As an additional strategy, we sought to incorporate Vif into our vector system in order to allow binding to APOBEC3G and enhance viral transduction. Our inclusion of SIV or HIV-1 Vif did not demonstrate the intended results and modestly decreased the viral titer during vector production. Although APOBEC3G plays no direct role in inhibiting transduction, several reasons explain why the addition of SIV Vif did not further improve transduction rates in rhesus blood cells. First, our lentiviral vectors do not contain the APOBEC3G protein in the virion particles because 293T cells do not express APOBEC3G in our vector production system (data not shown). Therefore, SIN lentiviral vectors that transduce only once theoretically do not require the SIV Vif gene to transduce rhesus HSCs. Second, when APOBEC3G is incorporated into HIV-1 virions during virus production, it can dramatically reduce viral infectivity in the absence of Vif (20
). However, when there is a species mismatch between APOBEC3G and the genetically inserted Vif, the APOBEC3G-Vif complexes do not form, and APOBEC3G (produced by rhesus or human host cells) is allowed to suppress viral infection (5
). Additionally, APOBEC3G has a Vif-independent pathway for inhibiting viral replication (7
). This prior observation is consistent with our escalating viral vector exposure experiments with primary CD34+
cells, where transduction rates plateaued well before 100%. Collectively, these observations suggest gene transfer to CD34+
cells is affected by restriction factors other than TRIM5α and APOBEC3G and thus warrants further exploration.
Though we succeeded in achieving high-level gene transfer to bulk CD34+
cells, clonogenic progenitors, and myeloid and erythroid cells differentiated in liquid culture in vitro, demonstration of transduction of the true HSCs requires transplantation experiments at a minimum. Recently it has been shown that HIV-1-based vectors efficiently transduce repopulating HSCs of the pigtailed macaque, in which TRIM5α undergoes alternative splicing (26
). While higher-level marking is feasible in this model, vector integration under the control of an alternatively spliced TRIM5α (26
) may not be reliably predicted. In our rhesus competitive repopulation assay, preliminary gene marking levels in all blood lineages derived from the χHIV vector were significantly higher than that from the conventional HIV-1 vector and plateaued at levels of 15 to 30% 3 to 7 months after transplantation, suggesting that this high-level marking in peripheral blood cells originates from HSCs (32
). Granulocytes and platelets, which have short half-lives, arrived at plateau levels of gene marking earlier (about 1 month), while lymphocytes and red blood cells, which have longer half-lives, reached a plateau in marking levels later (2 to 3 months). These early results thus suggest transduction of the true HSCs by our χHIV vector at potentially clinically relevant levels.

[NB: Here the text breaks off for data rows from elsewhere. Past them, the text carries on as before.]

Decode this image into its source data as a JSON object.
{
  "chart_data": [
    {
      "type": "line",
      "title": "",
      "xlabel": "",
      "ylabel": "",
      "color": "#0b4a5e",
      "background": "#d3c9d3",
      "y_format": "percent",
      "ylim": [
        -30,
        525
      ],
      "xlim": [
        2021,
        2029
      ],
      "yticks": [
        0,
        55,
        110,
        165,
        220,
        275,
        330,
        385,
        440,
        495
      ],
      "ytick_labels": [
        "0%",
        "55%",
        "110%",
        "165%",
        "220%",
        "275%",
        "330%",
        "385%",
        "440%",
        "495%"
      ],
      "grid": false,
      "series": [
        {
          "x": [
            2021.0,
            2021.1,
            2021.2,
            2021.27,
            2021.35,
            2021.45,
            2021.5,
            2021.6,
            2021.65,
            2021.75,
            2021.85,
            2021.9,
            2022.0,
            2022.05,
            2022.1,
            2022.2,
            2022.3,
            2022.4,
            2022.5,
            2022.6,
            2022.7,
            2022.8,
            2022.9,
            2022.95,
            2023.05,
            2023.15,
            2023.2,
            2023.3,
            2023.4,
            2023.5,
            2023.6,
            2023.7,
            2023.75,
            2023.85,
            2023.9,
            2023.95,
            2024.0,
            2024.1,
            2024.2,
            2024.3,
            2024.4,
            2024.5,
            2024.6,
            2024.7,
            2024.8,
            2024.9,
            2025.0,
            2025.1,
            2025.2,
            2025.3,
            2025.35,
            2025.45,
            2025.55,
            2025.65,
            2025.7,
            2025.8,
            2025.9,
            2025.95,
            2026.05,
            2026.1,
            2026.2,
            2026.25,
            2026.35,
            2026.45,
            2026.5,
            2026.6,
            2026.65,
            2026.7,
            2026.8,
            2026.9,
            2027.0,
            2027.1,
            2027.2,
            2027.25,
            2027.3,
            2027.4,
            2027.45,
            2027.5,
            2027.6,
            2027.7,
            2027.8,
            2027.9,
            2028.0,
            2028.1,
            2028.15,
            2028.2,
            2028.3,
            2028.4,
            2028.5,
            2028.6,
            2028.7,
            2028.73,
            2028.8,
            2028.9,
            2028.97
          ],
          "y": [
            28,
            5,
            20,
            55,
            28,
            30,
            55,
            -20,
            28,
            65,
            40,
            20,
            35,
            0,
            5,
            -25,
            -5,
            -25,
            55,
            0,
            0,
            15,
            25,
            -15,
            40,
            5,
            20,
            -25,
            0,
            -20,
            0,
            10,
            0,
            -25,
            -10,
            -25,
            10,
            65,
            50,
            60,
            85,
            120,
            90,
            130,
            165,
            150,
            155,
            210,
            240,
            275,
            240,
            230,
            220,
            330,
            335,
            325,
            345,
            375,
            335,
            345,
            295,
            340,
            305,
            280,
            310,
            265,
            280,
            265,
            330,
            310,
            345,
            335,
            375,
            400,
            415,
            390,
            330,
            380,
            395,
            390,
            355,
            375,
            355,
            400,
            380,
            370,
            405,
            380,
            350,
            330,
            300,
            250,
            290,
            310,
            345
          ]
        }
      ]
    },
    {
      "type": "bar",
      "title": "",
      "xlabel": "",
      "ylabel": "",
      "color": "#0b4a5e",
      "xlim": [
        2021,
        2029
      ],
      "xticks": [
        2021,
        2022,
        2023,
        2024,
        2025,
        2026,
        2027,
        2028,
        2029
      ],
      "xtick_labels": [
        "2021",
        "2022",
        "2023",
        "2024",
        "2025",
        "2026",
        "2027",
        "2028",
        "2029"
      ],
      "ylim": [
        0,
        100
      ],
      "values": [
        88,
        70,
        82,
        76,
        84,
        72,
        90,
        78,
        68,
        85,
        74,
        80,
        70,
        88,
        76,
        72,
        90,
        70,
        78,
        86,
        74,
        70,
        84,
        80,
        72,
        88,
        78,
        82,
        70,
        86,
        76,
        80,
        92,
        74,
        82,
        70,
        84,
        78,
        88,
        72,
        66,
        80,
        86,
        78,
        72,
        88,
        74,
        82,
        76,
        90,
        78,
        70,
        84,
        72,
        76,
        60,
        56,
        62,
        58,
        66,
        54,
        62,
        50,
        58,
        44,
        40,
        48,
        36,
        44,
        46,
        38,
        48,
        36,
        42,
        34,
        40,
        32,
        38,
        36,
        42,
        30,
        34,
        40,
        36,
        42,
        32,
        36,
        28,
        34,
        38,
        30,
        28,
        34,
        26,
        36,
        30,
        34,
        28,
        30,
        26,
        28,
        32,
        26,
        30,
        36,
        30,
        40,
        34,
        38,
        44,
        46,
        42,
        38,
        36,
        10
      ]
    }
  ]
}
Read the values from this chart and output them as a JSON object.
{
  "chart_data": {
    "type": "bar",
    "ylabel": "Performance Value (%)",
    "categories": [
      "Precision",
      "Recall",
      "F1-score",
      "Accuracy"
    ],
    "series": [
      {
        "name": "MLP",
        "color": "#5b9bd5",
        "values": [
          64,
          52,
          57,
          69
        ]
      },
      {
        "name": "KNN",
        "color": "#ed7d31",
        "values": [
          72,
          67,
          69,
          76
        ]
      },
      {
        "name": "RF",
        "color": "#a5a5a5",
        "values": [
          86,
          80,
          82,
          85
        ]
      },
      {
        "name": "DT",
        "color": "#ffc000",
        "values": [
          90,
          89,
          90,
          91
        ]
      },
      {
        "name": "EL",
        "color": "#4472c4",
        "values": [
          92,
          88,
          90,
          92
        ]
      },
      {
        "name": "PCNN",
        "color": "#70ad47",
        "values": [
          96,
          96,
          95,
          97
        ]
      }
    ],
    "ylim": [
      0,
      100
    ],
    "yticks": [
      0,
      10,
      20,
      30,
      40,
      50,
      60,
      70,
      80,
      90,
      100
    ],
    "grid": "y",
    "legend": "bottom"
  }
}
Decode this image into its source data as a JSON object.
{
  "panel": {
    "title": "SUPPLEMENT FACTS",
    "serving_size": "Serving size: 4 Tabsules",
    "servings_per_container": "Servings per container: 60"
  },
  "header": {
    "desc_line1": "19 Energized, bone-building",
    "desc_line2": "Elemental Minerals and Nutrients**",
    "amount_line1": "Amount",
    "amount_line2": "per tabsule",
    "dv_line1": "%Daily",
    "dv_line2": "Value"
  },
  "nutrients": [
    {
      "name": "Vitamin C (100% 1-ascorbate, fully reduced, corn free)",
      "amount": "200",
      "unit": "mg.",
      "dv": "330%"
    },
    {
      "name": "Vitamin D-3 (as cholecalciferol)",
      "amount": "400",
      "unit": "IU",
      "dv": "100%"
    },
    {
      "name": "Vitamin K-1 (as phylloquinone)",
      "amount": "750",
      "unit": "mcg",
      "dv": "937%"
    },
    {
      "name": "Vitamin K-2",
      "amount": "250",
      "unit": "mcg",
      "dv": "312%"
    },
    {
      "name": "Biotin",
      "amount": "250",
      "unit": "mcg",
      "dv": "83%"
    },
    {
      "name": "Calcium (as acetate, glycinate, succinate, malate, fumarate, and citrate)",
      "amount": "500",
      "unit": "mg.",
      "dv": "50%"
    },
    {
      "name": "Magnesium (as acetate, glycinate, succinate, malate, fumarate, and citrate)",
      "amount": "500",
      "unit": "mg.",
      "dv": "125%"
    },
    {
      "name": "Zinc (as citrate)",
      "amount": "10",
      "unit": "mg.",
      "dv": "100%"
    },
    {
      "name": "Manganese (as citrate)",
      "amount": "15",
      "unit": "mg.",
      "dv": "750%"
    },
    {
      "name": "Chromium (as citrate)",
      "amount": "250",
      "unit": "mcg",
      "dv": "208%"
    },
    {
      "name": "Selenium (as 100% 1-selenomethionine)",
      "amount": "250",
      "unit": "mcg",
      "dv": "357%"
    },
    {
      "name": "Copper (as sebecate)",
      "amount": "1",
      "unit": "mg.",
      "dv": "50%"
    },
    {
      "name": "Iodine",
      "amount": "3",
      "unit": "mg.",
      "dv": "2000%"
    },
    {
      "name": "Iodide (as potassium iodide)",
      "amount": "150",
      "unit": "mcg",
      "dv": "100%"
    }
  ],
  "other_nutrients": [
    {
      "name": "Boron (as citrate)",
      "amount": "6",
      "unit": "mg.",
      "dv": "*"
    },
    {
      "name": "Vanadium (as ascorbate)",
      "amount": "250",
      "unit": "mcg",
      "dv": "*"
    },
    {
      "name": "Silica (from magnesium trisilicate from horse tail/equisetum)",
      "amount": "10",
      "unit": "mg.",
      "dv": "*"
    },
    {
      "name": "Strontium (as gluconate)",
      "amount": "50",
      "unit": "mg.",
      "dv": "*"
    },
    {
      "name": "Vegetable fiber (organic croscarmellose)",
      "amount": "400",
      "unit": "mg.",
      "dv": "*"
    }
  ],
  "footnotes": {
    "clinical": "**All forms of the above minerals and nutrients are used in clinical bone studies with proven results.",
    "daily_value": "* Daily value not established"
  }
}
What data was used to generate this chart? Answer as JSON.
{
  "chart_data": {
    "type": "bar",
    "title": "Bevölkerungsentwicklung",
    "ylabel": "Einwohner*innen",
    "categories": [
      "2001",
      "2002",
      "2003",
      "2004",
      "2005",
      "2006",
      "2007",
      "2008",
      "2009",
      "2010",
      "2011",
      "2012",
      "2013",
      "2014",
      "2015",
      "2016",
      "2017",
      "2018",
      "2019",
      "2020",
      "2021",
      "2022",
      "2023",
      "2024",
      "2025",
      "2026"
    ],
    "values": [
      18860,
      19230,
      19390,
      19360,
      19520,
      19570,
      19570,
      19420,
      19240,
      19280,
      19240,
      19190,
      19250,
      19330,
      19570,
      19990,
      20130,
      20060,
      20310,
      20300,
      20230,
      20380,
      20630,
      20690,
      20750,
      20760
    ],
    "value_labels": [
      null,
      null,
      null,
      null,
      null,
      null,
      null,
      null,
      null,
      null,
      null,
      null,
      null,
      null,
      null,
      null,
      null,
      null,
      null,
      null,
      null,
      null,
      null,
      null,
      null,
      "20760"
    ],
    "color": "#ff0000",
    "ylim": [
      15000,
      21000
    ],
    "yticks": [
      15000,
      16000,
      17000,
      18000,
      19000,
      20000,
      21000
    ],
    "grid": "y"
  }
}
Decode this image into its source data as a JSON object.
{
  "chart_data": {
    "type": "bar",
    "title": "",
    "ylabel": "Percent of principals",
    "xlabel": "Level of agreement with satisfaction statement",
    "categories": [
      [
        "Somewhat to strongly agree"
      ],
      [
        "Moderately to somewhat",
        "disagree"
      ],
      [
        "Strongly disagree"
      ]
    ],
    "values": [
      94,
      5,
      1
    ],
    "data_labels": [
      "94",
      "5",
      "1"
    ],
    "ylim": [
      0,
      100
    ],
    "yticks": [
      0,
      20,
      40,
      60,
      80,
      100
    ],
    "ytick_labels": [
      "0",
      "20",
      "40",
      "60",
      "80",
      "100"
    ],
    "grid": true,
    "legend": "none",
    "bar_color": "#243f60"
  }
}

An important advantage of our vector system is that HIV-1 helper plasmids can be combined with the SIV vector plasmid to prepare vectors, while the HIV-1 vector plasmid could not be combined with SIV helper plasmids except by the exchanging of the capsid sequences only. Using our system, existing HIV-1-based therapeutic vector plasmids can therefore be utilized to produce χHIV vectors by simply replacing HIV-1 Gag/Pol plasmid with that of χHIV Gag/Pol (HIV1+sCA). Moreover, the χHIV system can produce high-titer vectors comparable to conventional HIV-1 vectors, with levels as high as 3 × 109 IU/ml following concentration by ultracentrifugation. Our vector system should thus allow testing of a variety of therapeutic vectors using conventional HIV-1 plasmids, already constructed in the large-animal rhesus model.
In summary, we developed an HIV-1 vector system that allows efficient transduction of both human and rhesus HSCs. We believe this vector system will prove invaluable for comprehensive preclinical safety and efficacy testing of a variety of potentially therapeutic vectors in the rhesus macaque model.